We believe the product can succeed across multiple channels because it combines novelty with familiarity. Consumers understand pineapple, but Colada Royale offers an experience they do not expect from the category today.

What do you think the arrival of more premium products says about the way the international market for tropical fruits is changing?

BG: Consumers globally are becoming more selective and experience-driven in fresh produce. Increasingly, they are looking for products that combine quality, flavour, authenticity, and purpose. Tropical fruit categories are no longer competing only on price and availability. There is growing interest in premiumisation, varietal differentiation, and production stories.

US cutout Dole Colada Royale carton

At the same time, retailers want to create excitement and incremental growth in mature categories. Products like Colada Royale demonstrate that consumers are willing to explore new tropical fruit experiences when the differentiation is meaningful and supported by consistent quality.

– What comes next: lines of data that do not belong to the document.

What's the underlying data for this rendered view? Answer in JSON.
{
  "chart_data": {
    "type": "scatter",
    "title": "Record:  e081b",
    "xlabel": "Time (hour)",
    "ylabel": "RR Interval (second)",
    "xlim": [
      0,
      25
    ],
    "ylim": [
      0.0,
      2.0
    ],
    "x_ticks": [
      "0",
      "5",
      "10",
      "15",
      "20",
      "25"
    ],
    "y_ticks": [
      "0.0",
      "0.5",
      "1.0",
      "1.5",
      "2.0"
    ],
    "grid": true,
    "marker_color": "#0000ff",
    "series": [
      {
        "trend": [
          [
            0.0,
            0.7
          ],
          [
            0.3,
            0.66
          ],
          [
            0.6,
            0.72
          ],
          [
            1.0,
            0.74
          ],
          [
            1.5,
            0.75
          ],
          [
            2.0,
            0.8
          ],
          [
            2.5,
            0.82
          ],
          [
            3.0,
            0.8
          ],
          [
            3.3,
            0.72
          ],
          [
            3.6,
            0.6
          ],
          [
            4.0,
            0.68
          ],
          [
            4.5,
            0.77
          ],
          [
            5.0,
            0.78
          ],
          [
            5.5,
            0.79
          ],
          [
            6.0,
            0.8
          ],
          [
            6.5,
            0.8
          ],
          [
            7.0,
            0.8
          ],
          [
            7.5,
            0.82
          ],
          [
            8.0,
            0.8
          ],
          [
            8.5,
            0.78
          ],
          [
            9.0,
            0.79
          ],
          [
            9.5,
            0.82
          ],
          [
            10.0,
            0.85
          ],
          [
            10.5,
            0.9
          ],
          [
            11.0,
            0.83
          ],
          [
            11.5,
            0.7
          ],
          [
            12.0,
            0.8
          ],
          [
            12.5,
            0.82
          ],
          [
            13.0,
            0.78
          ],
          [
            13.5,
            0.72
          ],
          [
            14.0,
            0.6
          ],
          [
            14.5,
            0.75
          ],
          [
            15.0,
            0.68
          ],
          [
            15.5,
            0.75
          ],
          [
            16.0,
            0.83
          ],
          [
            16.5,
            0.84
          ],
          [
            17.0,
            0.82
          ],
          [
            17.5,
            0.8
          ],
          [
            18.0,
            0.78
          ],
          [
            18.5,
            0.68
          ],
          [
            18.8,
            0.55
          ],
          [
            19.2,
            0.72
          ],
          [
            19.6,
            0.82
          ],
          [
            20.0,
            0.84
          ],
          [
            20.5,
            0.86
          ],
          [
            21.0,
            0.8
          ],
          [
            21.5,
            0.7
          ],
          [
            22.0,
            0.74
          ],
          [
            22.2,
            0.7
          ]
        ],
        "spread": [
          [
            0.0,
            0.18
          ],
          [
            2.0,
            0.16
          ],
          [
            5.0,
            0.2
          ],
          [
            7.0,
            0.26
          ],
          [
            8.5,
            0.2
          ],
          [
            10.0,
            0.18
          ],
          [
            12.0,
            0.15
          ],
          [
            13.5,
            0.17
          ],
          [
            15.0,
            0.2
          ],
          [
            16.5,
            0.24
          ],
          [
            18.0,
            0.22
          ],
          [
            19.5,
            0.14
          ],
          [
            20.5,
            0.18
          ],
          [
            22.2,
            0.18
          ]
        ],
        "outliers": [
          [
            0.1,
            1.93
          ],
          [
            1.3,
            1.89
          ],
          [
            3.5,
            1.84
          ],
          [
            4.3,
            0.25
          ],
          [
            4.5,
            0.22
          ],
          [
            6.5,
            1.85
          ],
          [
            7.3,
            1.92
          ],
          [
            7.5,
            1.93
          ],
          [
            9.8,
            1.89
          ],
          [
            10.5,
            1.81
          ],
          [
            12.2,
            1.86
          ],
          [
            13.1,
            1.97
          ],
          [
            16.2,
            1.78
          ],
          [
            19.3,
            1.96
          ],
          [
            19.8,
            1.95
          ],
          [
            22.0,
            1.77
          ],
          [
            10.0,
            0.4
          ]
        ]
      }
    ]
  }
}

We also believe there is growing expectation that innovation should deliver broader value beyond the product itself, whether through sustainability, community impact, or responsible production practices‚ which Colada Royale also delivers.

What challenges have you faced in bringing this new pineapple to market?

BG: One of the primary challenges has been balancing limited production volumes with very strong early demand. Because Colada Royale is being introduced gradually, maintaining consistency in flavour, maturity, and quality has been critically important.

Bil Goldfield Dole

“Consumers globally are becoming more selective and experience-driven in fresh produce.”

Bil Goldfield, DoleImage: Dole

The fruit is hand-selected for ripeness, and careful coordination across harvesting, cold chain management, shipping, and retail handling is necessary to ensure the intended eating experience reaches consumers. Pineapples already require precise logistics management, but premium products naturally increase expectations around quality and consistency.

Dole’s long experience in global pineapple operations and vertically integrated supply chain has been an important advantage in managing that process successfully.

In the future, what approach will Dole take towards IP and genetics in tropical fruit? Do you expect to develop more ‘club-style’ varieties?

BG: Dole continues to invest in its core tropical fruit business, including varietal development, where consumer tastes, retailer needs and market opportunities intersect. Colada Royale reflects the company’s belief that meaningful innovation can still come from patient research, agronomic expertise, and flavour-focused breeding.

At this stage, the focus remains on scaling Colada Royale responsibly and ensuring consistent quality as production expands. The company does see value in differentiated premium varieties that create excitement for consumers and opportunities for retailers, but each project must offer authentic innovation rather than novelty alone.